The ‘Street to Home 2012/13’ report shows that 6,437 people were seen sleeping on the streets of the capital between 1 April, 2012 and 31 March, 2013 - compared to 5,678 the previous year.
However, charity Broadway Homelessness and Support's study also shows that a greater proportion of people were only seen sleeping rough once in the year thanks to the efforts of street outreach teams, such as No Second Night Out (NSNO) and others.
Three quarters of new rough sleepers were not seen on the streets again in the last year, compared to 70% in 2011/12 and 62% in 2010/11.
Just over 50% of new rough sleepers attended NSNO and 1,859 (86%) of them did not return to the streets again in the year.
The Street to Home Report's other findings include:
• Outreach teams, NSNO and others helped 2,794 people into accommodation or to return to their home area in 2012/13, an increase from 2,335 in 2011/12.
• Only 3% of people were seen sleeping rough in all four quarters of the year (197 people).
• 53% of those seen rough sleeping were non-UK nationals - 28% of these were from Central and Eastern Europe (countries that joined the EU in 2004 and 2007) and 12% were from other European countries.
• Six people under 18 were contacted by outreach teams.
• 9% of people seen sleeping rough were over 55 years old.
• 12% of people seen sleeping rough were female (786 people).
• Among UK nationals, 3% (145 people) were known to have served in the armed forces at some point.
Howard Sinclair, chief executive of Broadway, said: “While any increase in the number of rough sleepers in London is concerning, there is much work being done to support those in need. This is reflected in the fact that three quarters of new rough sleepers were only seen sleeping rough once and figures show that a small number of people were contacted in all four quarters of 2012/13.

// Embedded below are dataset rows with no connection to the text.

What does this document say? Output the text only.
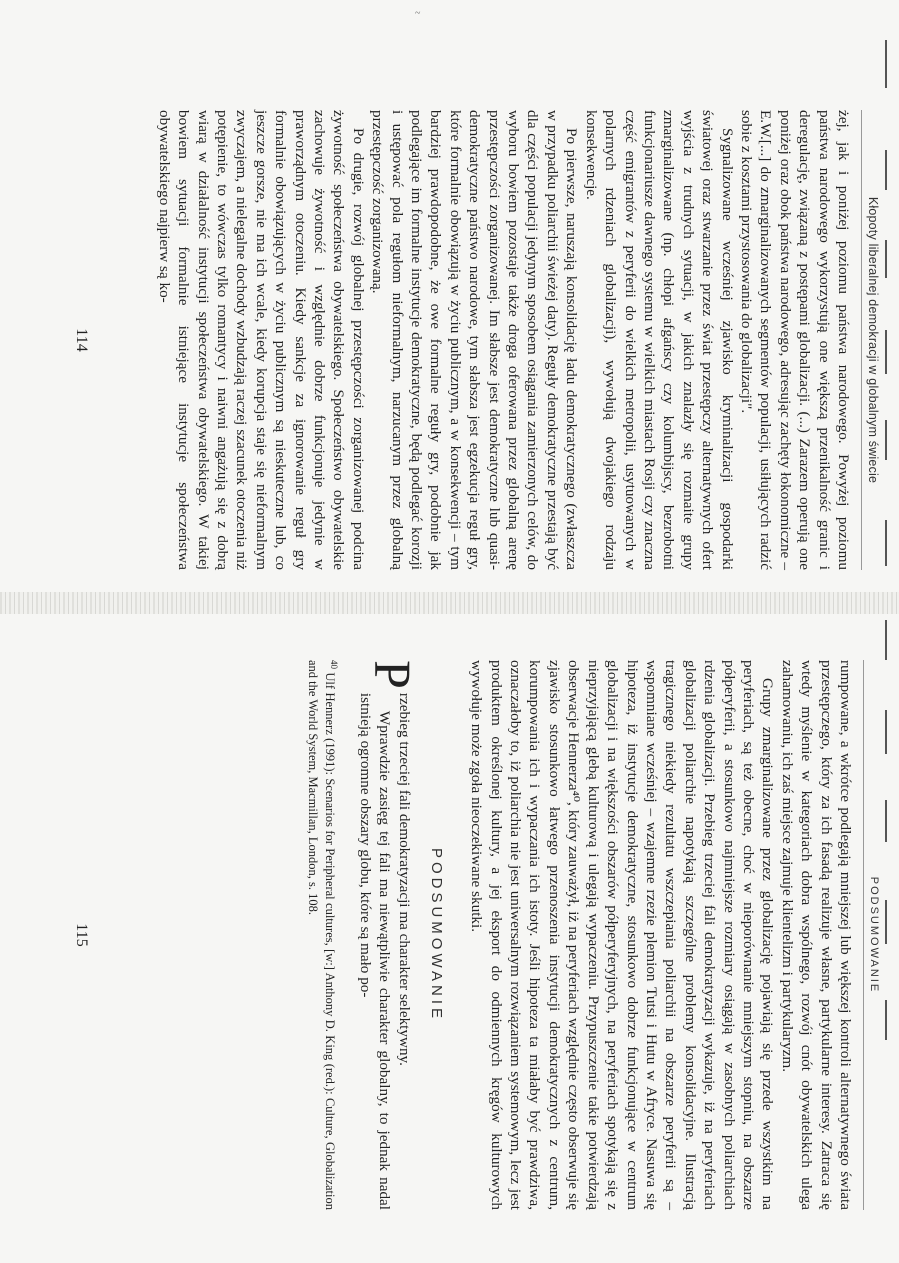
~
Kłopoty liberalnej demokracji w globalnym świecie

żej, jak i poniżej poziomu państwa narodowego. Powyżej poziomu państwa narodowego wykorzystują one większą przenikalność granic i deregulację, związaną z postępami globalizacji. (...) Zarazem operują one poniżej oraz obok państwa narodowego, adresując zachęty łokonomiczne – E.W.[...] do zmarginalizowanych segmentów populacji, usiłujących radzić sobie z kosztami przystosowania do globalizacji".

Sygnalizowane wcześniej zjawisko kryminalizacji gospodarki światowej oraz stwarzanie przez świat przestępczy alternatywnych ofert wyjścia z trudnych sytuacji, w jakich znalazły się rozmaite grupy zmarginalizowane (np. chłopi afgańscy czy kolumbijscy, bezrobotni funkcjonariusze dawnego systemu w wielkich miastach Rosji czy znaczna część emigrantów z peryferii do wielkich metropolii, usytuowanych w polarnych rdzeniach globalizacji), wywołują dwojakiego rodzaju konsekwencje.

Po pierwsze, naruszają konsolidację ładu demokratycznego (zwłaszcza w przypadku poliarchii świeżej daty). Reguły demokratyczne przestają być dla części populacji jedynym sposobem osiągania zamierzonych celów, do wyboru bowiem pozostaje także droga oferowana przez globalną arenę przestępczości zorganizowanej. Im słabsze jest demokratyczne lub quasi-demokratyczne państwo narodowe, tym słabsza jest egzekucja reguł gry, które formalnie obowiązują w życiu publicznym, a w konsekwencji – tym bardziej prawdopodobne, że owe formalne reguły gry, podobnie jak podlegające im formalne instytucje demokratyczne, będą podlegać korozji i ustępować pola regułom nieformalnym, narzucanym przez globalną przestępczość zorganizowaną.

Po drugie, rozwój globalnej przestępczości zorganizowanej podcina żywotność społeczeństwa obywatelskiego. Społeczeństwo obywatelskie zachowuje żywotność i względnie dobrze funkcjonuje jedynie w praworządnym otoczeniu. Kiedy sankcje za ignorowanie reguł gry formalnie obowiązujących w życiu publicznym są nieskuteczne lub, co jeszcze gorsze, nie ma ich wcale, kiedy korupcja staje się nieformalnym zwyczajem, a nielegalne dochody wzbudzają raczej szacunek otoczenia niż potępienie, to wówczas tylko romantycy i naiwni angażują się z dobrą wiarą w działalność instytucji społeczeństwa obywatelskiego. W takiej bowiem sytuacji formalnie istniejące instytucje społeczeństwa obywatelskiego najpierw są ko-

114
PODSUMOWANIE

rumpowane, a wkrótce podlegają mniejszej lub większej kontroli alternatywnego świata przestępczego, który za ich fasadą realizuje własne, partykularne interesy. Zatraca się wtedy myślenie w kategoriach dobra wspólnego, rozwój cnót obywatelskich ulega zahamowaniu, ich zaś miejsce zajmuje klientelizm i partykularyzm.

Grupy zmarginalizowane przez globalizację pojawiają się przede wszystkim na peryferiach, są też obecne, choć w nieporównanie mniejszym stopniu, na obszarze półperyferii, a stosunkowo najmniejsze rozmiary osiągają w zasobnych poliarchiach rdzenia globalizacji. Przebieg trzeciej fali demokratyzacji wykazuje, iż na peryferiach globalizacji poliarchie napotykają szczególne problemy konsolidacyjne. Ilustracją tragicznego niekiedy rezultatu wszczepiania poliarchii na obszarze peryferii są – wspomniane wcześniej – wzajemne rzezie plemion Tutsi i Hutu w Afryce. Nasuwa się hipoteza, iż instytucje demokratyczne, stosunkowo dobrze funkcjonujące w centrum globalizacji i na większości obszarów półperyferyjnych, na peryferiach spotykają się z nieprzyjającą glebą kulturową i ulegają wypaczeniu. Przypuszczenie takie potwierdzają obserwacje Hennerza⁴⁰, który zauważył, iż na peryferiach względnie często obserwuje się zjawisko stosunkowo łatwego przenoszenia instytucji demokratycznych z centrum, korumpowania ich i wypaczania ich istoty. Jeśli hipoteza ta miałaby być prawdziwa, oznaczałoby to, iż poliarchia nie jest uniwersalnym rozwiązaniem systemowym, lecz jest produktem określonej kultury, a jej eksport do odmiennych kręgów kulturowych wywołuje może zgoła nieoczekiwane skutki.

PODSUMOWANIE

P
rzebieg trzeciej fali demokratyzacji ma charakter selektywny.

Wprawdzie zasięg tej fali ma niewątpliwie charakter globalny, to jednak nadal istnieją ogromne obszary globu, które są mało po-

$^{40}$ Ulf Hennerz (1991): Scenarios for Peripheral cultures, [w:] Anthony D. King (red.): Culture, Globalization and the World System, Macmillan, London, s. 108.
115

“However, while we acknowledge and welcome the significant investment made in services for rough sleepers in London, and the positive impact of that investment, we are clear that we need to maintain a similar investment level in preventative services so as to stop people arriving on the streets in the first place. Yet this is the area which has experienced dramatically reduced funding over the past two years.”
London Assembly Green Party member Darren Johnson has complained that the figures show that mayor Boris Johnson has failed on his election promises.
Johnson said: “The mayor has helped more people off the streets, but he has failed to tackle the reasons why they end up there in the first place.
“In these tough times people need secure and affordable housing, especially if their life has taken a turn for the worse. But the mayor has supported cuts to our welfare safety net, overlooked damaging cuts to homelessness services and opposed reforms to our insecure private rented sector. If he doesn’t change course, his aim of ending rough sleeping will remain a distant dream.”